Stage F: Decide What Lasts
Goal: Keep the system easy to delete and rewrite.
Heuristics:
- •Keep "policy" (business rules) separate from "mechanism" (I/O, DB, HTTP)
- •Prefer shallow abstractions that can be removed without cascade
- •Invest in tests and fixtures more than clever architecture
The Three-File Convention
Keep at the root of every project:
spec.md # what/why/constraints todo.md # steps + verification commands decisions.md # tradeoffs, rejected options, assumptions
Agent Readiness Checklist (IMPACT)
Before running autonomous/agentic execution, verify:
| Dimension | Question | If No... |
|---|---|---|
| Intent | Do you have acceptance criteria and a test harness? | Don't run agent |
| Memory | Do you have durable artifacts (spec/todo) so it can resume? | It will thrash |
| Planning | Can it produce/update a plan with checkpoints? | It will improvise badly |
| Authority | Is what it can do restricted (edit, test, commit)? | Too risky |
| Control Flow | Does it decide next step based on tool output? | It's just generating blobs |
| Tools | Does it have minimum necessary tooling and nothing extra? | Attack surface too large |
Approve at meaningful checkpoints (end of todo item, after test suite passes), not every micro-step.
Prompt Patterns
Authoritarian (for correctness):
Edit these files: [paths] Interface: [exact signatures] Acceptance criteria: [list] Required tests: [list] Don't change anything else.
Options and tradeoffs (for design):
Give me 3 options and a recommendation.
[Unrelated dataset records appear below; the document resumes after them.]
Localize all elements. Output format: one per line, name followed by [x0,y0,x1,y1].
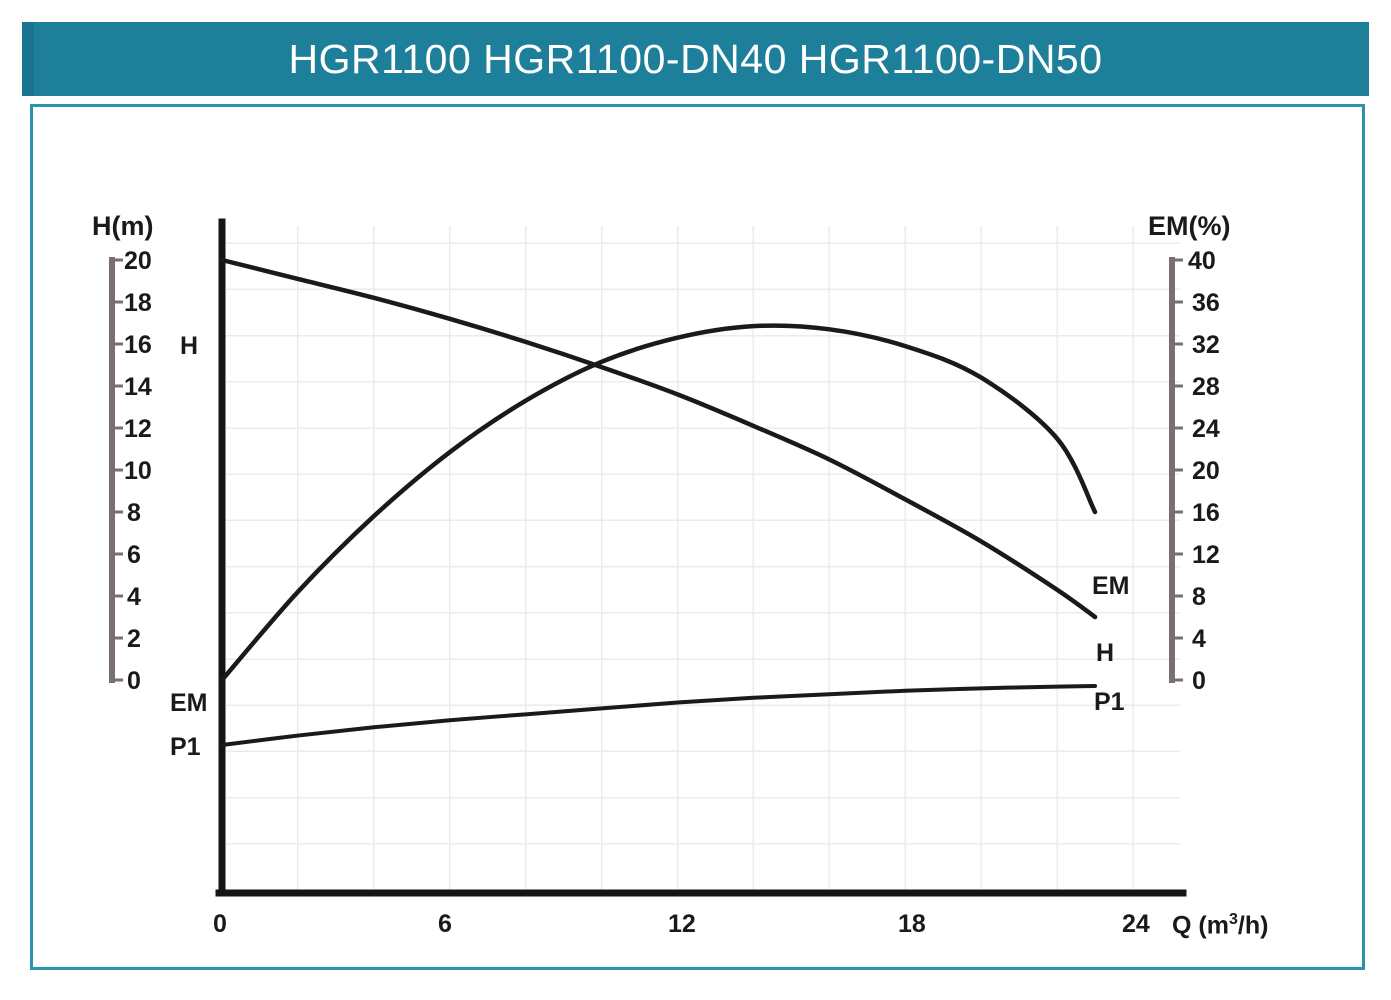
right-tick-label-16: 16 [1192,501,1220,526]
left-tick-label-12: 12 [124,417,152,442]
x-axis-unit-exponent: 3 [1229,911,1238,928]
curve-label-right-em: EM [1092,574,1130,599]
right-tick-label-40: 40 [1188,249,1216,274]
x-axis-unit-close: /h) [1238,911,1269,939]
title-banner: HGR1100 HGR1100-DN40 HGR1100-DN50 [22,22,1369,96]
curve-label-left-p1: P1 [170,735,201,760]
right-tick-label-24: 24 [1192,417,1220,442]
left-tick-label-10: 10 [124,459,152,484]
right-tick-label-8: 8 [1192,585,1206,610]
left-axis-title: H(m) [92,213,154,240]
left-tick-label-0: 0 [127,669,141,694]
right-tick-label-4: 4 [1192,627,1206,652]
page-title: HGR1100 HGR1100-DN40 HGR1100-DN50 [288,36,1102,83]
curve-label-right-p1: P1 [1094,690,1125,715]
right-tick-label-32: 32 [1192,333,1220,358]
x-axis-symbol: Q [1172,911,1191,939]
right-tick-label-28: 28 [1192,375,1220,400]
right-tick-label-0: 0 [1192,669,1206,694]
left-tick-label-16: 16 [124,333,152,358]
right-tick-label-12: 12 [1192,543,1220,568]
left-tick-label-20: 20 [124,249,152,274]
left-tick-label-18: 18 [124,291,152,316]
left-tick-label-2: 2 [127,627,141,652]
x-axis-title: Q (m3/h) [1172,912,1268,938]
pump-curve-page: HGR1100 HGR1100-DN40 HGR1100-DN50 H(m [0,0,1391,1000]
x-tick-label-18: 18 [898,912,926,937]
curve-label-left-em: EM [170,691,208,716]
curve-label-right-h: H [1096,641,1114,666]
banner-accent-bar [22,22,34,96]
curve-label-left-h: H [180,334,198,359]
left-tick-label-14: 14 [124,375,152,400]
x-tick-label-24: 24 [1122,912,1150,937]
left-tick-label-8: 8 [127,501,141,526]
right-tick-label-20: 20 [1192,459,1220,484]
x-tick-label-12: 12 [668,912,696,937]
left-tick-label-4: 4 [127,585,141,610]
left-tick-label-6: 6 [127,543,141,568]
x-tick-label-6: 6 [438,912,452,937]
right-axis-title: EM(%) [1148,213,1231,240]
x-axis-unit-open: (m [1198,911,1229,939]
x-tick-label-0: 0 [213,912,227,937]
right-tick-label-36: 36 [1192,291,1220,316]
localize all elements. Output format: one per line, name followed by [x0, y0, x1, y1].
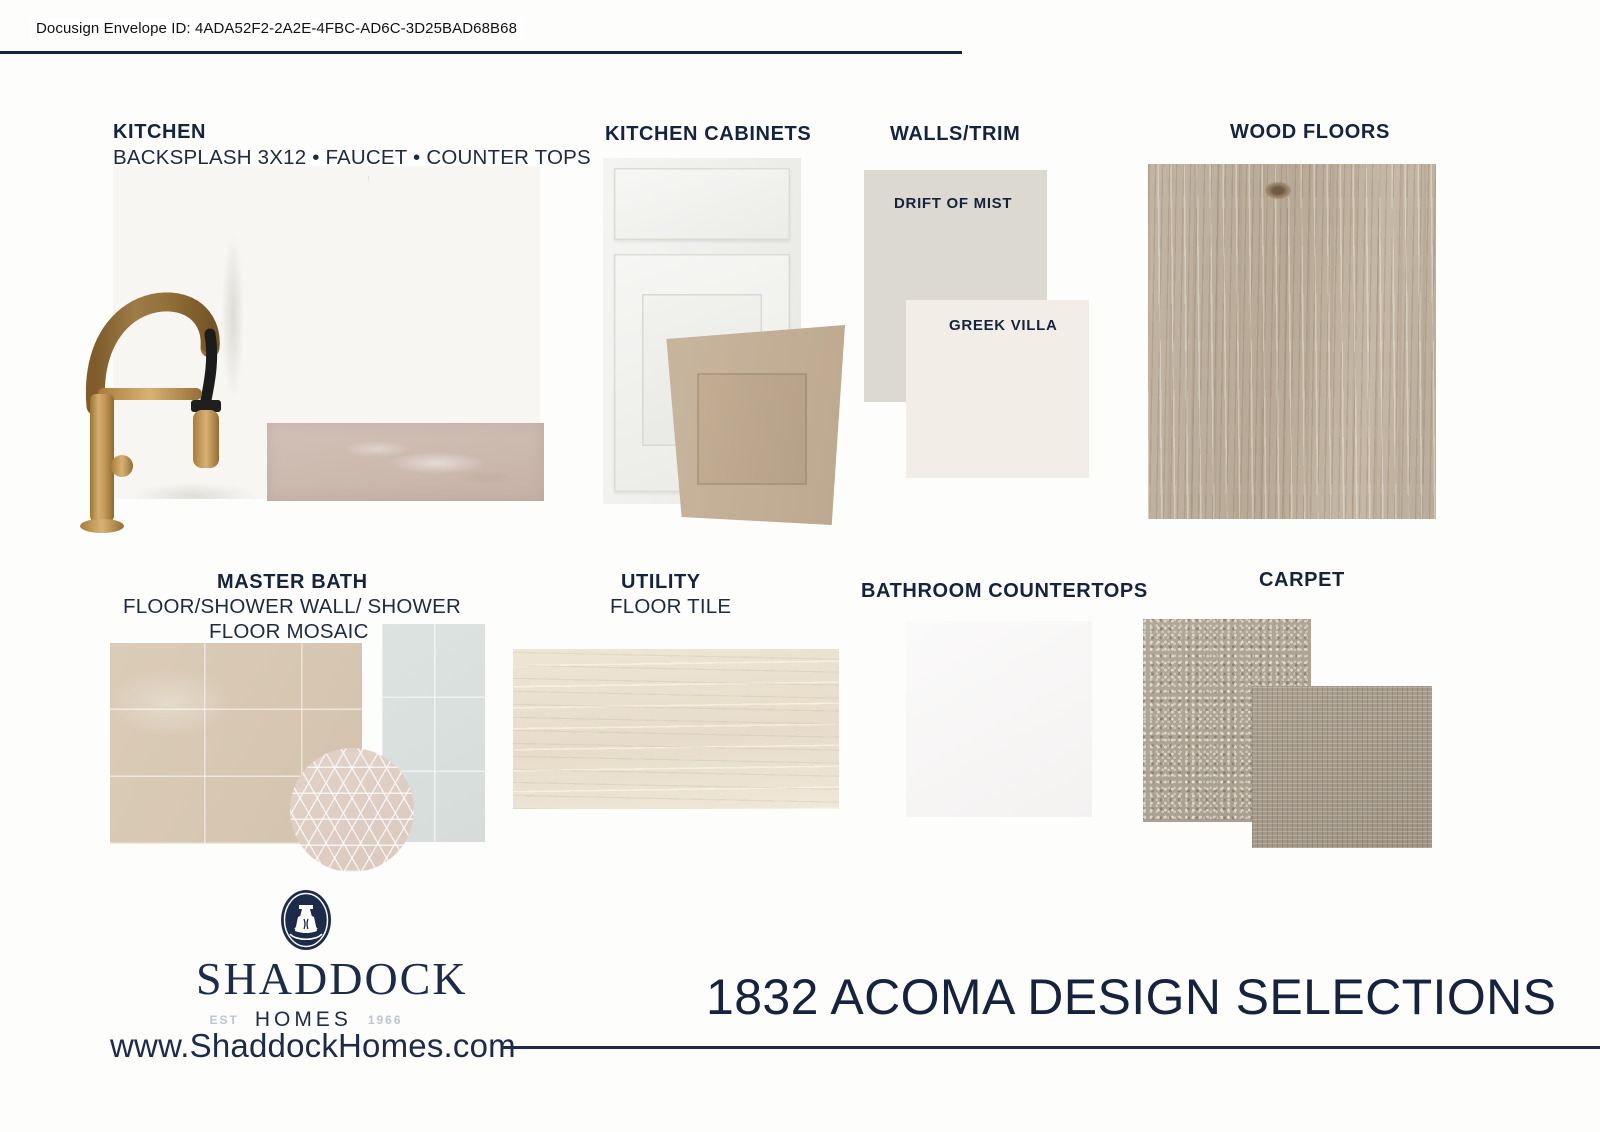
- wood-floors-title: WOOD FLOORS: [1230, 121, 1390, 144]
- brand-est-label: EST: [209, 1013, 238, 1027]
- master-bath-title: MASTER BATH: [217, 571, 368, 594]
- walls-trim-title: WALLS/TRIM: [890, 123, 1020, 146]
- shaddock-crest-icon: [278, 888, 334, 952]
- wood-floor-plank-sample: [1148, 164, 1436, 519]
- project-title: 1832 ACOMA DESIGN SELECTIONS: [706, 968, 1556, 1026]
- master-bath-subtitle-line1: FLOOR/SHOWER WALL/ SHOWER: [123, 595, 461, 619]
- carpet-sample-loop: [1252, 686, 1432, 848]
- shaddock-homes-logo: SHADDOCK EST HOMES 1966: [196, 888, 416, 1018]
- bathroom-countertop-sample: [906, 621, 1092, 817]
- utility-title: UTILITY: [621, 571, 701, 594]
- wood-knot-detail: [1265, 182, 1291, 199]
- stained-cabinet-door-sample: [655, 325, 845, 525]
- brand-est-year: 1966: [368, 1013, 403, 1027]
- brand-name-text: SHADDOCK: [196, 956, 416, 1002]
- footer-divider: [503, 1046, 1600, 1049]
- master-bath-subtitle-line2: FLOOR MOSAIC: [209, 620, 369, 644]
- paint-label-drift-of-mist: DRIFT OF MIST: [894, 195, 1012, 212]
- utility-subtitle: FLOOR TILE: [610, 595, 731, 619]
- kitchen-faucet-image: [60, 288, 250, 540]
- carpet-title: CARPET: [1259, 569, 1345, 592]
- paint-label-greek-villa: GREEK VILLA: [949, 317, 1058, 334]
- bathroom-countertops-title: BATHROOM COUNTERTOPS: [861, 580, 1148, 603]
- docusign-envelope-id: Docusign Envelope ID: 4ADA52F2-2A2E-4FBC…: [30, 18, 523, 39]
- docusign-header-bar: Docusign Envelope ID: 4ADA52F2-2A2E-4FBC…: [0, 0, 1600, 56]
- cabinet-drawer-front: [614, 168, 790, 240]
- kitchen-cabinets-title: KITCHEN CABINETS: [605, 123, 811, 146]
- utility-floor-tile-sample: [513, 649, 839, 809]
- kitchen-title: KITCHEN: [113, 121, 206, 144]
- header-divider: [0, 51, 962, 54]
- shower-floor-hex-mosaic-sample: [290, 748, 414, 872]
- website-url[interactable]: www.ShaddockHomes.com: [110, 1027, 516, 1065]
- kitchen-backsplash-tile: [267, 423, 544, 501]
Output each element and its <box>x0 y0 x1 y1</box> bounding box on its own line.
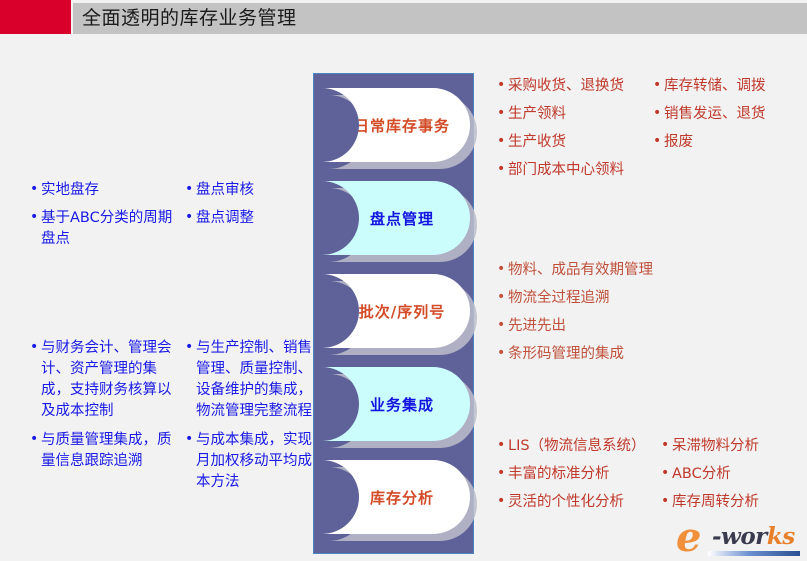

Make the recommendation conditional on constraints A/B/C.
Context discipline (for large codebases):
Only use the files I provided. If you need more context, ask for a specific file and explain why.
Make it provable:
Add a test that fails on the buggy version and passes on the correct one.
Output Format
When this skill activates, produce:
SPEC-FIRST WORKFLOW STAGE A - FRAMING: [3 approaches with tradeoffs] [Recommendation] STAGE B - SPEC: [Draft spec.md content] STAGE C - TODO: [Draft todo.md with verification commands] Ready to proceed to Stage D (execution)?